An Inclusive Litany

1/27/99

A member of Washington, D.C.'s new mayoral staff was compelled to resign after he characterized his own preferred financial management style as "niggardly." Other staff members interpreted the word as a racial epithet, an impression he immediately attempted to correct. The aide, a white male, is expected to be rehabilitated and rehired, perhaps owing in part to his openly gay status.

University of Wisconsin English professor Standish Henning used the same word while teaching Chaucer's Canterbury Tales, which led junior English major Amelia Rideau to question him about it after class. He defined the word and thanked her for coming to him.
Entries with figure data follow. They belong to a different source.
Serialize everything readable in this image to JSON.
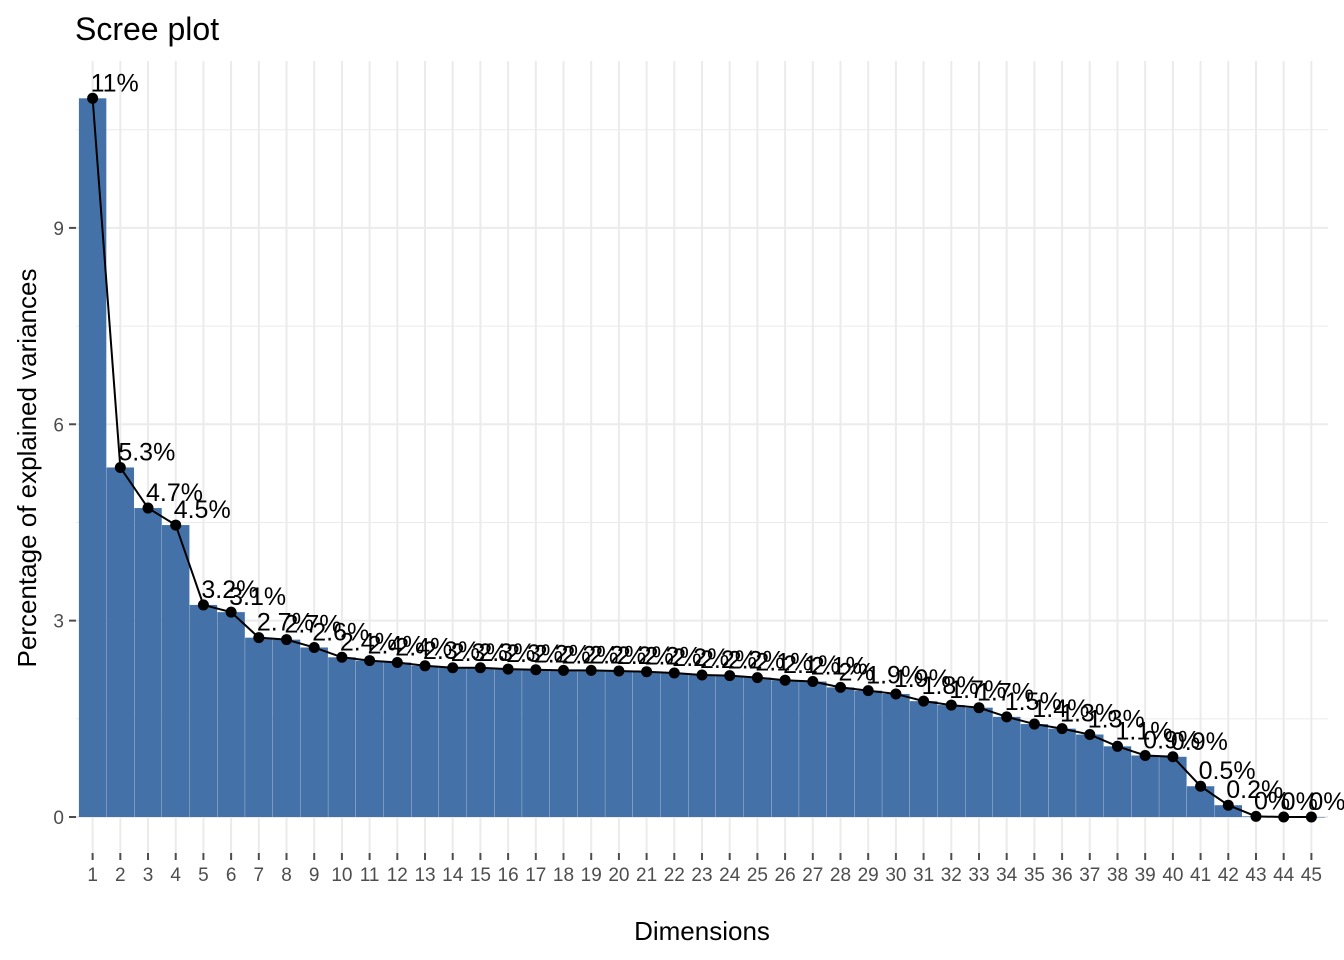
{
  "chart_data": {
    "type": "bar",
    "title": "Scree plot",
    "xlabel": "Dimensions",
    "ylabel": "Percentage of explained variances",
    "categories": [
      "1",
      "2",
      "3",
      "4",
      "5",
      "6",
      "7",
      "8",
      "9",
      "10",
      "11",
      "12",
      "13",
      "14",
      "15",
      "16",
      "17",
      "18",
      "19",
      "20",
      "21",
      "22",
      "23",
      "24",
      "25",
      "26",
      "27",
      "28",
      "29",
      "30",
      "31",
      "32",
      "33",
      "34",
      "35",
      "36",
      "37",
      "38",
      "39",
      "40",
      "41",
      "42",
      "43",
      "44",
      "45"
    ],
    "values": [
      10.98,
      5.34,
      4.72,
      4.46,
      3.24,
      3.13,
      2.74,
      2.71,
      2.59,
      2.44,
      2.39,
      2.36,
      2.31,
      2.28,
      2.28,
      2.26,
      2.25,
      2.24,
      2.24,
      2.23,
      2.22,
      2.2,
      2.17,
      2.16,
      2.13,
      2.09,
      2.07,
      1.98,
      1.93,
      1.88,
      1.77,
      1.71,
      1.67,
      1.53,
      1.42,
      1.35,
      1.26,
      1.08,
      0.94,
      0.92,
      0.47,
      0.18,
      0.01,
      0.0,
      0.0
    ],
    "labels": [
      "11%",
      "5.3%",
      "4.7%",
      "4.5%",
      "3.2%",
      "3.1%",
      "2.7%",
      "2.7%",
      "2.6%",
      "2.4%",
      "2.4%",
      "2.4%",
      "2.3%",
      "2.3%",
      "2.3%",
      "2.3%",
      "2.2%",
      "2.2%",
      "2.2%",
      "2.2%",
      "2.2%",
      "2.2%",
      "2.2%",
      "2.2%",
      "2.1%",
      "2.1%",
      "2.1%",
      "2%",
      "1.9%",
      "1.9%",
      "1.8%",
      "1.7%",
      "1.7%",
      "1.5%",
      "1.4%",
      "1.3%",
      "1.3%",
      "1.1%",
      "0.9%",
      "0.9%",
      "0.5%",
      "0.2%",
      "0%",
      "0%",
      "0%"
    ],
    "yticks": [
      "0",
      "3",
      "6",
      "9"
    ],
    "ylim": [
      -0.55,
      11.55
    ],
    "grid": true,
    "legend": "none",
    "bar_color": "#4472a8",
    "line_color": "#000000",
    "grid_color": "#ebebeb",
    "tick_color": "#4d4d4d"
  }
}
The next time the class met, Henning defined the word again for the entire class, noted that a student had been upset and confused about it, and asked if anyone else had thoughts on the matter. Rideau, the only black person in the class, burst into tears and fled the room, distraught that her professor had repeated the word when she had asked him not to.

Rideau later argued to the faculty senate that the incident underscored the need to revise the university's faculty speech code to punish perpetrators regardless of their intent. Wisconsin had previously adopted a strict student speech code in 1989, which promptly led to complaints about use of the words "redneck" and "primitive dinosaurs," and one student who stole his roommate's ATM card was even said to have been motivated by ethnic tension. The code was struck down as unconstitutional in 1991, revised in 1992, then finally abandoned as unworkable in 1993.